Barcelona’s Picasso Museum to focus on Blue Period in 2022
Art gallery prepares 50th anniversary of painter’s death with a show featuring Miró for 2023
It was one of the most iconic creative periods of Spanish painter Pablo Picasso’s career, and through 2022 it will be the main attraction at Barcelona’s Picasso Museum.
Cubist artist Picasso’s Blue Period lasted from 1901 to 1904. At the time, the Spaniard dedicated his time to painting monochromatic pictures, essentially using shades of the color blue.
After a thorough investigation by the museum’s conservation and restoration department with several other researchers, ‘Picasso blue project‘ will showcase detailed research of Picasso’s paintings during one of the most famous phases of the painter’s career.
The exhibit will open in April and with another simultaneous exhibition taking place in Madrid, ‘The young Picasso formation,’ that will display paintings from the early stages of his life.
The Barcelona museum will also exhibit several engravings from French historian Brigitte Baer as well as Lucien Clergue's photographs. These expositions will start in summer and will feature some 600 photographs that will shed new light on the artist’s life.

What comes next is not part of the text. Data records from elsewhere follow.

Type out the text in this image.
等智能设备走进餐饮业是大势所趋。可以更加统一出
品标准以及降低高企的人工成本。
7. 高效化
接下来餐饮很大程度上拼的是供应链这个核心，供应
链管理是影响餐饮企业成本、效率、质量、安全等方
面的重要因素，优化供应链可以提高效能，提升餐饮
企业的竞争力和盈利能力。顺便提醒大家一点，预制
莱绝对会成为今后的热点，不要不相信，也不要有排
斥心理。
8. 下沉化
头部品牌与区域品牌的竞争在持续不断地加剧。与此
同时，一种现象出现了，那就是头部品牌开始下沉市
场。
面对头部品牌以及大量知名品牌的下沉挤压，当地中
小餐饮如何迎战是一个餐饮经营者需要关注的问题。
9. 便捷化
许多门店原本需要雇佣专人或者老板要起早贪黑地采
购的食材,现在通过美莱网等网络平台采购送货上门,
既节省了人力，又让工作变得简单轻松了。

The year will close with a new exhibition on Picasso’s biographer and friend, Daniel-Henry Kahnweiler.
50th anniversary of Picasso’s death
Picasso passed away in France on April 8, 1973. In anticipation of the 50th anniversary of his passing, the museum is planning a special exhibit to commemorate the date and his life.
The exposition ‘Miró-Picasso’ will examine the relationship between the Catalan cubist painter Joan Miró and Pablo Picasso.
The Spanish painter will be remembered throughout the country, thus the museum is also "making all efforts" to be part of the celebration, as explained by museum director Emmanuel Guigon at a press conference on Wednesday.
The specifics of these efforts, however, are not yet known. The museum is not revealing their plans, but so far, there will be a tour looking at the relationship between Barcelona and Picasso that will be available from early 2023.
Back to normality
Last year, the Picasso Museum welcomed 300,000 visitors, around 50% more than in 2020 when the Covid-19 pandemic hit.
However, before 2020, the museum used to open its doors to around 1 million people in a year.
Current expectations place summer 2022 as the turning point for the Picasso Museum in Barcelona when visitor levels will reach those in 2019.